West Africa and the Sahel-Sahara region are faced with peace and security challenges that weaken states and affect state-citizen relations. The emergence and proliferation of violent extremist groups aggravate the climate of fear and insecurity, and the actions of these groups affect peace efforts, sustainable development, and human rights. Over the past decade, efforts to address violent extremism have consisted primarily of a series of security measures largely inspired by strategies used to fight terrorism, which have been inadequate and at times fuel violent extremism. This experience has led international organizations and states to adopt more preventive approaches, such as those detailed in the UN secretary-general’s Plan of Action to Prevent Violent Extremism.
In this context, the International Peace Institute (IPI), the UN Office for West Africa and the Sahel (UNOWAS), and the Swiss Federal Department of Foreign Affairs co-organized a regional seminar in Dakar, Senegal, on June 27 and 28, 2016. This meeting brought together sixty participants from fourteen countries, including political leaders, members of civil society, and religious and traditional authorities, as well as representatives of the media, the private sector, governments, and regional and international organizations, to explore alternative measures to address the violent extremism affecting the region.

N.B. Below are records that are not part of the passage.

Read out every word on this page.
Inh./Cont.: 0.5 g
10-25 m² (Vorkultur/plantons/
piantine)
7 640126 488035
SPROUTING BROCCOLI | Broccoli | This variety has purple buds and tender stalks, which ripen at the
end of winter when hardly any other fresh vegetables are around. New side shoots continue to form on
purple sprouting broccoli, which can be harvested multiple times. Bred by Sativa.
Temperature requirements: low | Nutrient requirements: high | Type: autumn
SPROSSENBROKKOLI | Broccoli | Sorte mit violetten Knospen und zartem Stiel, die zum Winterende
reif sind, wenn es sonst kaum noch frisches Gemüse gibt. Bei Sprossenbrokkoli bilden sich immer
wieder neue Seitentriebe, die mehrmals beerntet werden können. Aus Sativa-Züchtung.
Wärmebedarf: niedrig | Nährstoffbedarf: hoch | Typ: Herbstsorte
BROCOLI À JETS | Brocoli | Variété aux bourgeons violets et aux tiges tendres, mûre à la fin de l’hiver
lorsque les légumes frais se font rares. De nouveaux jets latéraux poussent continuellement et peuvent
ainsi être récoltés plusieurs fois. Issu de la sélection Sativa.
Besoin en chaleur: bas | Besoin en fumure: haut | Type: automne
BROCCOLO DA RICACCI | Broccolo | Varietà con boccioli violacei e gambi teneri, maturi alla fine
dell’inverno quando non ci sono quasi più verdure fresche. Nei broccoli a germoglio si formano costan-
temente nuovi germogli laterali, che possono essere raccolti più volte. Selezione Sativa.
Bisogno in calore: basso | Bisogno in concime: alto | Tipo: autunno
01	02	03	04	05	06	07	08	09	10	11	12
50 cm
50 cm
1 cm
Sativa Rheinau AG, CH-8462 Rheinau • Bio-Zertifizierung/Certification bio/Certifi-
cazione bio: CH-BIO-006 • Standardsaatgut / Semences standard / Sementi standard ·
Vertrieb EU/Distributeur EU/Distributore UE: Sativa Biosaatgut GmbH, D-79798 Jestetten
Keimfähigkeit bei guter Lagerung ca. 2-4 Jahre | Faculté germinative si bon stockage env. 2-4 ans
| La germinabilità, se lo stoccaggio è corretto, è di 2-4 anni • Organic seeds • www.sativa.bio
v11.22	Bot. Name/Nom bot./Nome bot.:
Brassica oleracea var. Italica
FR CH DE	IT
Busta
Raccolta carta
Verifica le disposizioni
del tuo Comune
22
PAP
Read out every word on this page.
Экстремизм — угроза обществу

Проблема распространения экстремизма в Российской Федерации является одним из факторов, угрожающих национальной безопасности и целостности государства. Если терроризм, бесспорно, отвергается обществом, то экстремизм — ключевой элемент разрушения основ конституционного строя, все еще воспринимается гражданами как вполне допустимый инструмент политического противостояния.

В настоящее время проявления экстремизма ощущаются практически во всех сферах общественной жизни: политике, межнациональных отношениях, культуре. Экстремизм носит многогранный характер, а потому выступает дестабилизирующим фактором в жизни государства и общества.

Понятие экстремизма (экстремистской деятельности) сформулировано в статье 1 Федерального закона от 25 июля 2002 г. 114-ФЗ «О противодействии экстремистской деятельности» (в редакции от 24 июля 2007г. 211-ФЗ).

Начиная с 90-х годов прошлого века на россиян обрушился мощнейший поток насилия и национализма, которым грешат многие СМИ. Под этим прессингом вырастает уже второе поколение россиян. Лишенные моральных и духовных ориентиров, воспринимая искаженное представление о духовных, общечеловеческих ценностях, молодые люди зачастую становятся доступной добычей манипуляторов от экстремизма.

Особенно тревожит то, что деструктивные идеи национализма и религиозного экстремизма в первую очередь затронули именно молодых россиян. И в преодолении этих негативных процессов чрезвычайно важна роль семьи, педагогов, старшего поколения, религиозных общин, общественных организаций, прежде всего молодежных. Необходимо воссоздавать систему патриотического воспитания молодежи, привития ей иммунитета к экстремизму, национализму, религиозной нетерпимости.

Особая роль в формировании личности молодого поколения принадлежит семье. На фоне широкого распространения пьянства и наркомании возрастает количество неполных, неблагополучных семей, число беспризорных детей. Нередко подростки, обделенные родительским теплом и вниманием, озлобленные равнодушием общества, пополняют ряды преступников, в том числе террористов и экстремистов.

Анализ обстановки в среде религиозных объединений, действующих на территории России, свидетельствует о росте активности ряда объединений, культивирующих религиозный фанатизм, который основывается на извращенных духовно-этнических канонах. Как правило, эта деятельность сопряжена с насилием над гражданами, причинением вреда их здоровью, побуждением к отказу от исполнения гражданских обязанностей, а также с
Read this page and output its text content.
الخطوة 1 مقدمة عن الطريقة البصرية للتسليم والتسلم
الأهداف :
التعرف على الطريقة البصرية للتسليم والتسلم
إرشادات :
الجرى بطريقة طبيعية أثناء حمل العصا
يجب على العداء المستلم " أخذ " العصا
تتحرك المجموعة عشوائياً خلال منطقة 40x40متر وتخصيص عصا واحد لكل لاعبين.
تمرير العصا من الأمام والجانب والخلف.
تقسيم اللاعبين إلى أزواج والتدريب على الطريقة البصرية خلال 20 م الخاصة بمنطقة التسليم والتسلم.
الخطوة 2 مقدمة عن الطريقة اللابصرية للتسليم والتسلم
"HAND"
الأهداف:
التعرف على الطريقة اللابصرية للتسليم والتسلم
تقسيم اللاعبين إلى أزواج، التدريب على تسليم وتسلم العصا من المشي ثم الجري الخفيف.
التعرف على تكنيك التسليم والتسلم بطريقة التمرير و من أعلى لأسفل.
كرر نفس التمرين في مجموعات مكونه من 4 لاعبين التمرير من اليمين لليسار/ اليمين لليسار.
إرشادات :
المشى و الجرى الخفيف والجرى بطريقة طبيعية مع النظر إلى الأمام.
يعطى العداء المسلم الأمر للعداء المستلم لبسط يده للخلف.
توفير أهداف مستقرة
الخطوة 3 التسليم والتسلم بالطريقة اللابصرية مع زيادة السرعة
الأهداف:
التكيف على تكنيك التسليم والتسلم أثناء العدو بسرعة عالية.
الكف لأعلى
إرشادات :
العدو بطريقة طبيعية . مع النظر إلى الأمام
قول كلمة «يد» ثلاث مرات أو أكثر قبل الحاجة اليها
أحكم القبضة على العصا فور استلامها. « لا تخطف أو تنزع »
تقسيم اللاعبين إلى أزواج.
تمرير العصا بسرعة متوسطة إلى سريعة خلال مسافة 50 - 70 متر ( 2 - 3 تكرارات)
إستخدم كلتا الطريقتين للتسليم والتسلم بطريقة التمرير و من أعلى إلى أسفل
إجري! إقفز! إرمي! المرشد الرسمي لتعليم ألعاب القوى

Participants agreed on a number of recommendations with regards to how the UN and its partners could more effectively prevent violent extremism in West Africa and the Sahel-Sahara subregions, in support of national governments and local authorities and communities and with the active participation of citizens. These recommendations include the need to focus on political participation, improved state-citizen relations, and inclusive dialogue as the primary mechanisms for prevention. They also agreed on the importance of local and regional preventive initiatives, and the need for institutional initiatives to prevent violent extremism to build on existing ones at the regional level, while recognizing the central role and responsibility of states in prevention.